TF-TRT speed up not reproducible on custom trained SSD Inception model from TF model zoo.

Hi,

I have an observation on TF-TRT support for tensorflow models. I am able to reproduce 1.5x-2x TensorRT speed-up on TF model-zoo models as well as any custom retrained models of ssd_inception_v2 for 300x300 resolution (resolution used on model zoo), but I am not able to reproduce the same 1.5x -2x speed up for high resolution retrained models on 1920x1080 of ssd_inception_v2. The tf frozen_graph and the tensorrt optimized graph run roughly at the same fps.

Are there any aspects that might affect the kernel fusion or creating TRTEngineOps for TF subgraphs with the high resolution model (as the weight matrix is much larger for this than the 300x300 models). But, I would still expect some amount of speed up either way as I do see creation of TRTEngineOps the same as the 300x300 model conversion. Since they are the same architecture trained with different resolution imagery and that the converted TRTEngineOps introduced are also the same, what could be the cause for this discrepancy?

I use FP16 precision. An example of the logs printed from TRT graph conversion (for both 300x300 and 1920x1080) is:

[tensorflow/contrib/tensorrt/convert/convert_graph.cc:913] Number of TensorRT candidate segments: 4
[tensorflow/contrib/tensorrt/convert/convert_graph.cc:1015] TensorRT node TRTEngineOp_0 added for segment 0 consisting of 945 nodes succeeded.
[tensorflow/contrib/tensorrt/convert/convert_graph.cc:1015] TensorRT node Postprocessor/TRTEngineOp_1 added for segment 1 consisting of 3 nodes succeeded.
[tensorflow/contrib/tensorrt/convert/convert_graph.cc:1015] TensorRT node TRTEngineOp_2 added for segment 2 consisting of 5 nodes succeeded.
[tensorflow/contrib/tensorrt/convert/convert_graph.cc:1015] TensorRT node TRTEngineOp_3 added for segment 3 consisting of 4 nodes succeeded.
[tensorflow/contrib/tensorrt/convert/trt_optimization_pass.cc:265] Returning from TensorRTOptimizer
[tensorflow/core/grappler/optimizers/meta_optimizer.cc:581] Optimization results for grappler item: tf_graph
[tensorflow/core/grappler/optimizers/meta_optimizer.cc:583] constant folding: Graph size after: 2014 nodes (-1393), 2809 edges (-1542), time = 331.582ms.
[tensorflow/core/grappler/optimizers/meta_optimizer.cc:583] layout: Graph size after: 2051 nodes (37), 2847 edges (38), time = 99.096ms.
[tensorflow/core/grappler/optimizers/meta_optimizer.cc:583] constant folding: Graph size after: 2041 nodes (-10), 2847 edges (0), time = 173.335ms.
[tensorflow/core/grappler/optimizers/meta_optimizer.cc:583] TensorRTOptimizer: Graph size after: 1088 nodes (-953), 1702 edges (-1145), time = 483.096ms.

hello,

we are triaging will keep you updated.

Thank you. For reference, I am using the same approach as mentioned here -https://github.com/tensorflow/tensorrt/tree/master/tftrt/examples/object_detection

Is the size 1920x1080 propagated throughout the network?
In other words, do you know if the inputs size of TRTEngineOp_i are different from the lower resolution case?

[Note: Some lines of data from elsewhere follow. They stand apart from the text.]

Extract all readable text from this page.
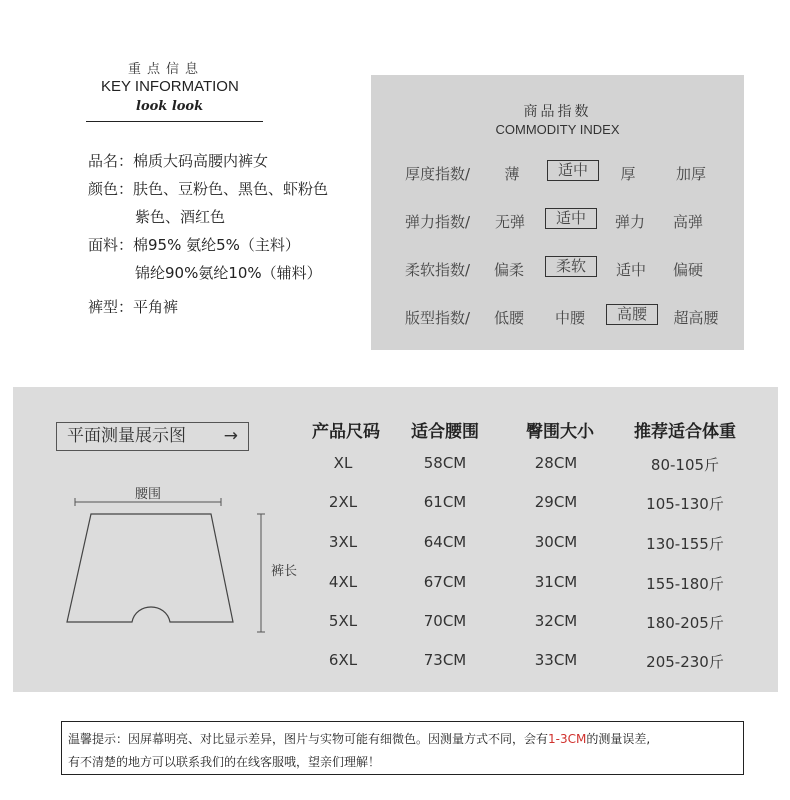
重点信息
KEY INFORMATION
look look
品名：棉质大码高腰内裤女
颜色：肤色、豆粉色、黑色、虾粉色
紫色、酒红色
面料：棉95% 氨纶5%（主料）
锦纶90%氨纶10%（辅料）
裤型：平角裤
商品指数
COMMODITY INDEX
厚度指数/	薄	适中	厚	加厚
弹力指数/	无弹	适中	弹力	高弹
柔软指数/	偏柔	柔软	适中	偏硬
版型指数/	低腰	中腰	高腰	超高腰
平面测量展示图 →
腰围
裤长
产品尺码	适合腰围	臀围大小	推荐适合体重
XL	58CM	28CM	80-105斤
2XL	61CM	29CM	105-130斤
3XL	64CM	30CM	130-155斤
4XL	67CM	31CM	155-180斤
5XL	70CM	32CM	180-205斤
6XL	73CM	33CM	205-230斤
温馨提示：因屏幕明亮、对比显示差异，图片与实物可能有细微色。因测量方式不同，会有1-3CM的测量误差,
有不清楚的地方可以联系我们的在线客服哦，望亲们理解！
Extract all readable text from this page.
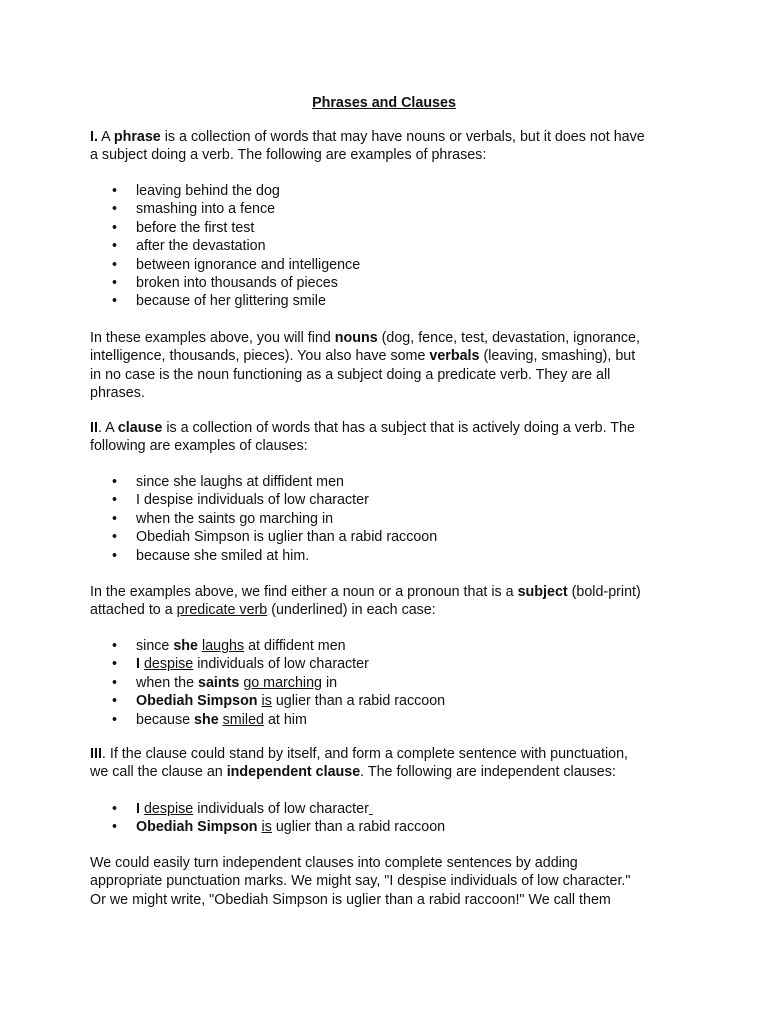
Phrases and Clauses

I. A phrase is a collection of words that may have nouns or verbals, but it does not have
a subject doing a verb. The following are examples of phrases:

• leaving behind the dog
• smashing into a fence
• before the first test
• after the devastation
• between ignorance and intelligence
• broken into thousands of pieces
• because of her glittering smile

In these examples above, you will find nouns (dog, fence, test, devastation, ignorance,
intelligence, thousands, pieces). You also have some verbals (leaving, smashing), but
in no case is the noun functioning as a subject doing a predicate verb. They are all
phrases.

II. A clause is a collection of words that has a subject that is actively doing a verb. The
following are examples of clauses:

• since she laughs at diffident men
• I despise individuals of low character
• when the saints go marching in
• Obediah Simpson is uglier than a rabid raccoon
• because she smiled at him.

In the examples above, we find either a noun or a pronoun that is a subject (bold-print)
attached to a predicate verb (underlined) in each case:

• since she laughs at diffident men
• I despise individuals of low character
• when the saints go marching in
• Obediah Simpson is uglier than a rabid raccoon
• because she smiled at him

III. If the clause could stand by itself, and form a complete sentence with punctuation,
we call the clause an independent clause. The following are independent clauses:

• I despise individuals of low character
• Obediah Simpson is uglier than a rabid raccoon

We could easily turn independent clauses into complete sentences by adding
appropriate punctuation marks. We might say, "I despise individuals of low character."
Or we might write, "Obediah Simpson is uglier than a rabid raccoon!" We call them
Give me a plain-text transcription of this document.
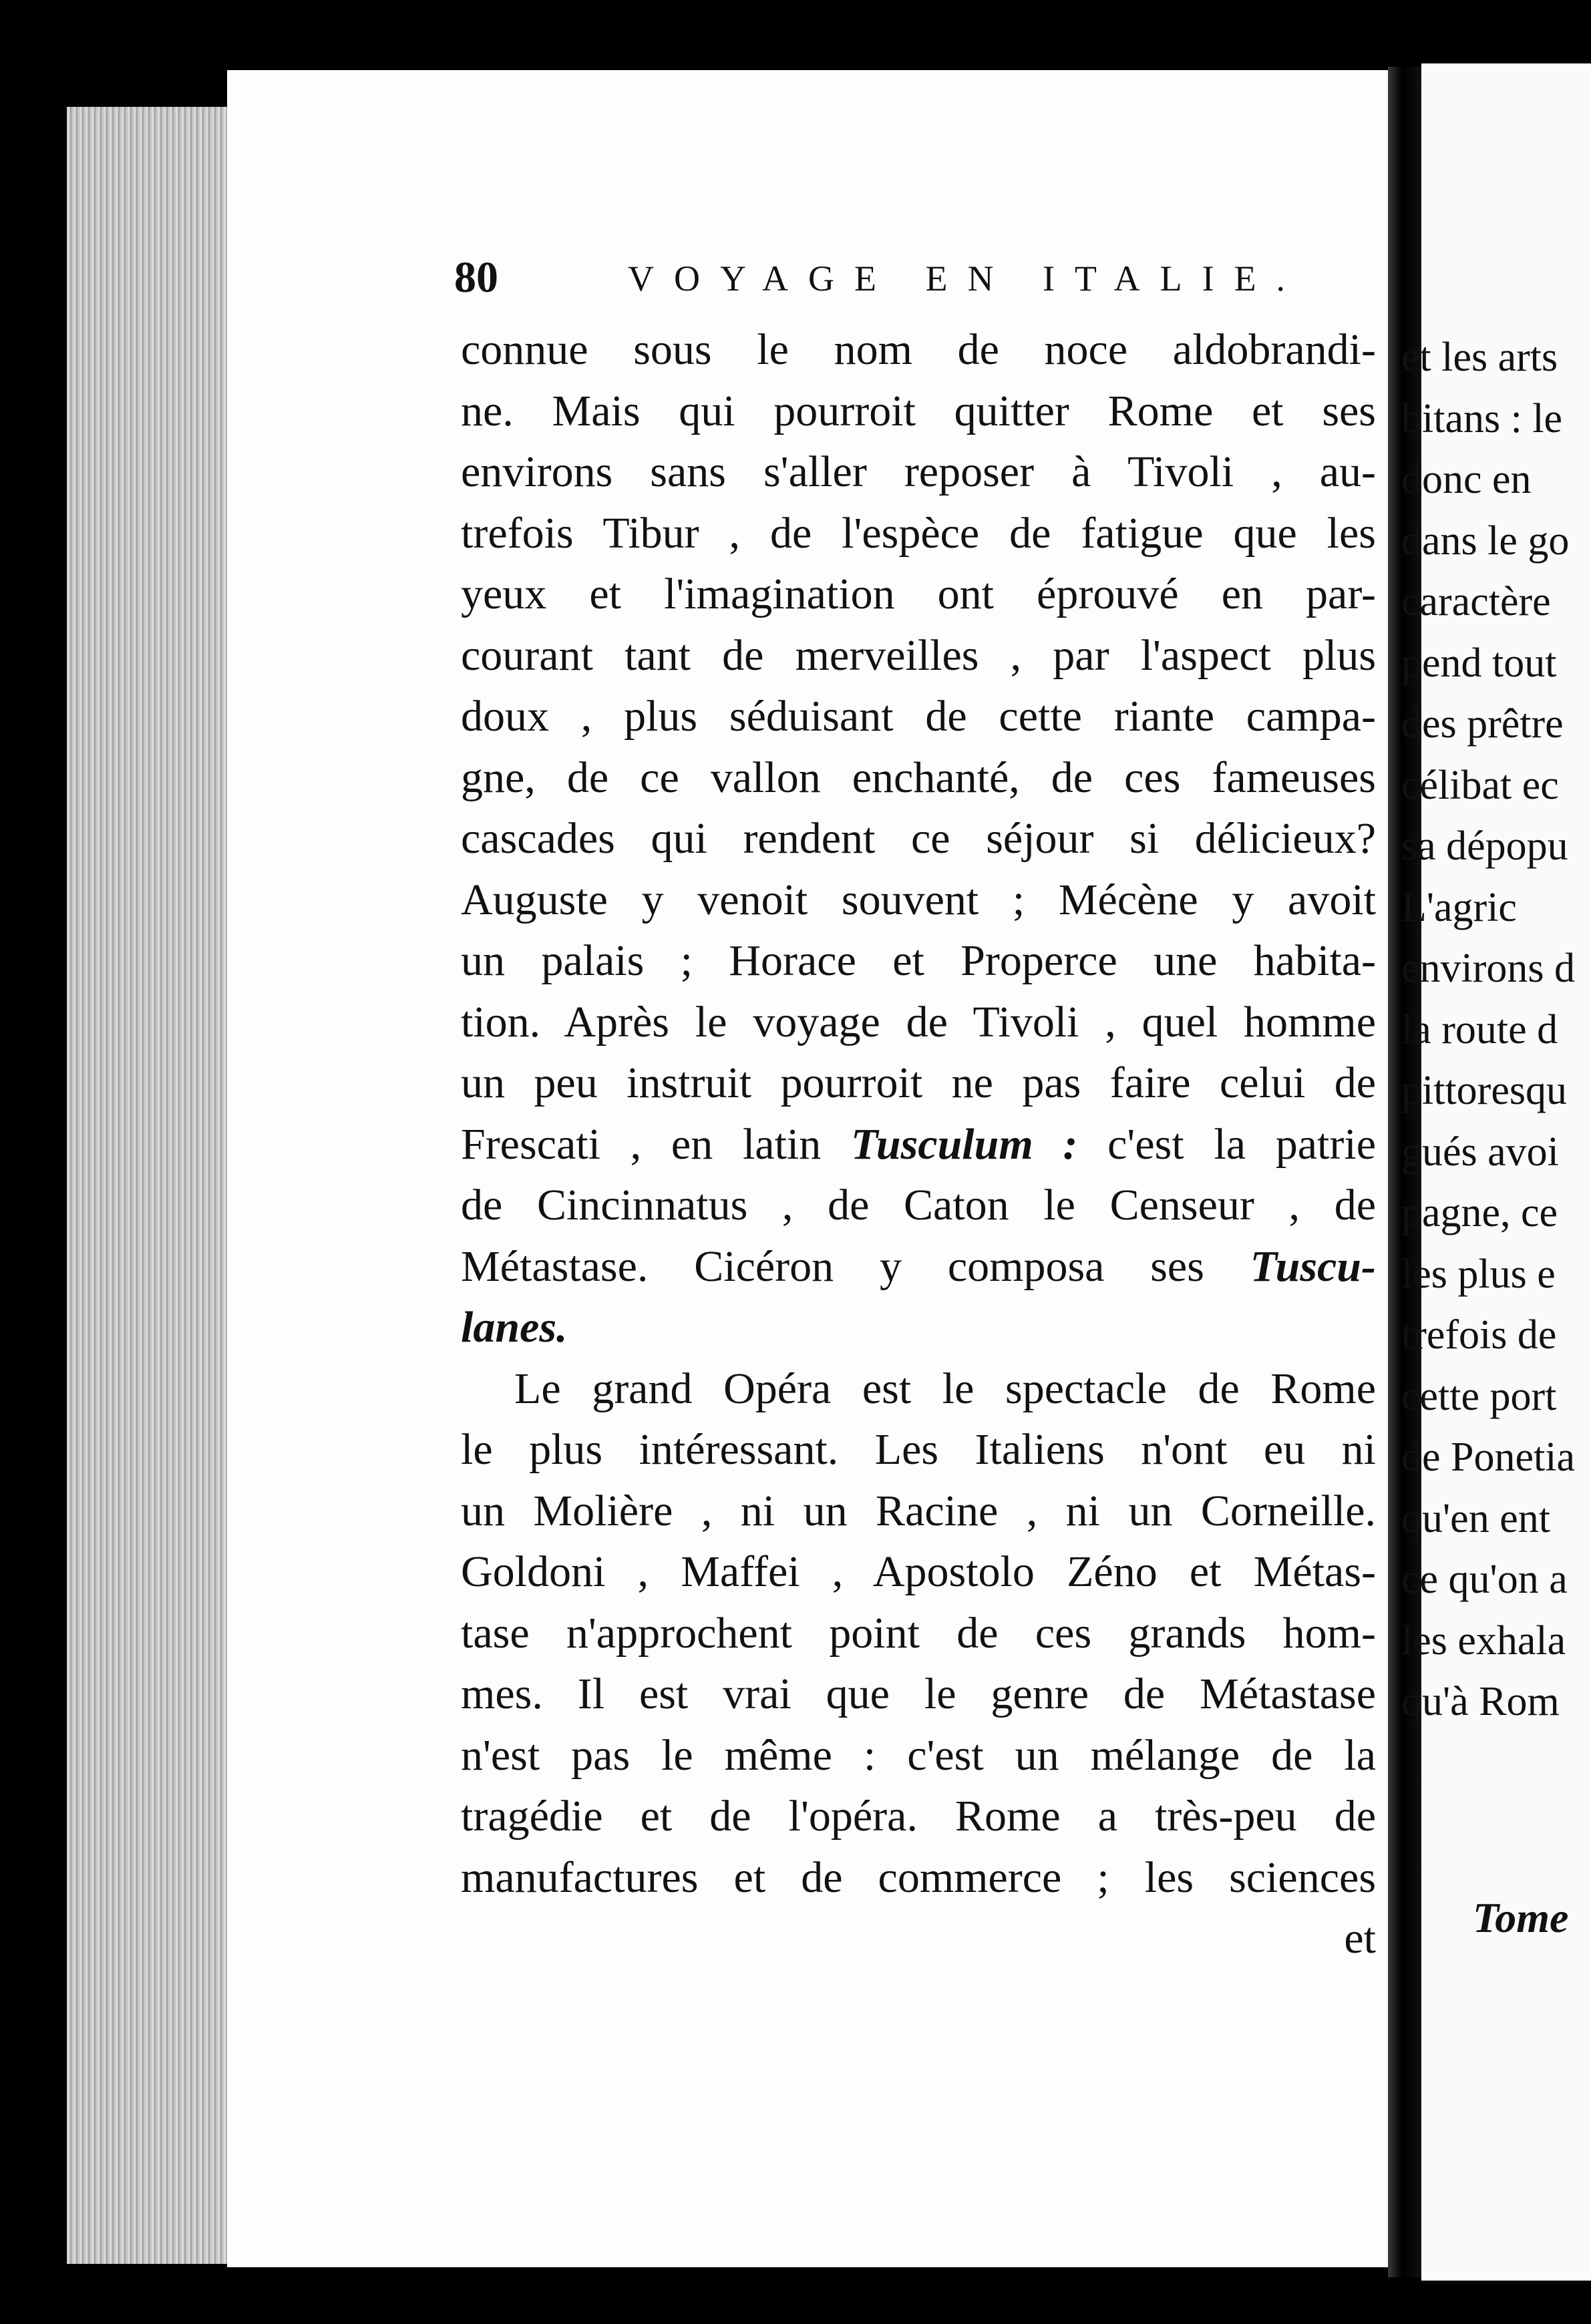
80	VOYAGE EN ITALIE.
connue sous le nom de noce aldobrandi-
ne. Mais qui pourroit quitter Rome et ses
environs sans s'aller reposer à Tivoli , au-
trefois Tibur , de l'espèce de fatigue que les
yeux et l'imagination ont éprouvé en par-
courant tant de merveilles , par l'aspect plus
doux , plus séduisant de cette riante campa-
gne, de ce vallon enchanté, de ces fameuses
cascades qui rendent ce séjour si délicieux?
Auguste y venoit souvent ; Mécène y avoit
un palais ; Horace et Properce une habita-
tion. Après le voyage de Tivoli , quel homme
un peu instruit pourroit ne pas faire celui de
Frescati , en latin Tusculum : c'est la patrie
de Cincinnatus , de Caton le Censeur , de
Métastase. Cicéron y composa ses Tuscu-
lanes.
Le grand Opéra est le spectacle de Rome
le plus intéressant. Les Italiens n'ont eu ni
un Molière , ni un Racine , ni un Corneille.
Goldoni , Maffei , Apostolo Zéno et Métas-
tase n'approchent point de ces grands hom-
mes. Il est vrai que le genre de Métastase
n'est pas le même : c'est un mélange de la
tragédie et de l'opéra. Rome a très-peu de
manufactures et de commerce ; les sciences
et
et les arts
bitans : le
donc en
dans le go
caractère
pend tout
des prêtre
célibat ec
sa dépopu
L'agric
environs d
la route d
pittoresqu
gués avoi
pagne, ce
les plus e
trefois de
cette port
de Ponetia
qu'en ent
ce qu'on a
les exhala
qu'à Rom
Tome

You can try verbose logging to see if any useful information appears: https://docs.nvidia.com/deeplearning/frameworks/tf-trt-user-guide/index.html#verbose

Could you post the performance numbers that you get from both of TF and TF-TRT in both of lower and higher resolution tests?

When MatMul sizes get very large, it’s possible that TensorRT optimizations such as fusion become less effective because native TF that uses CUDNN for such sizes is fast too.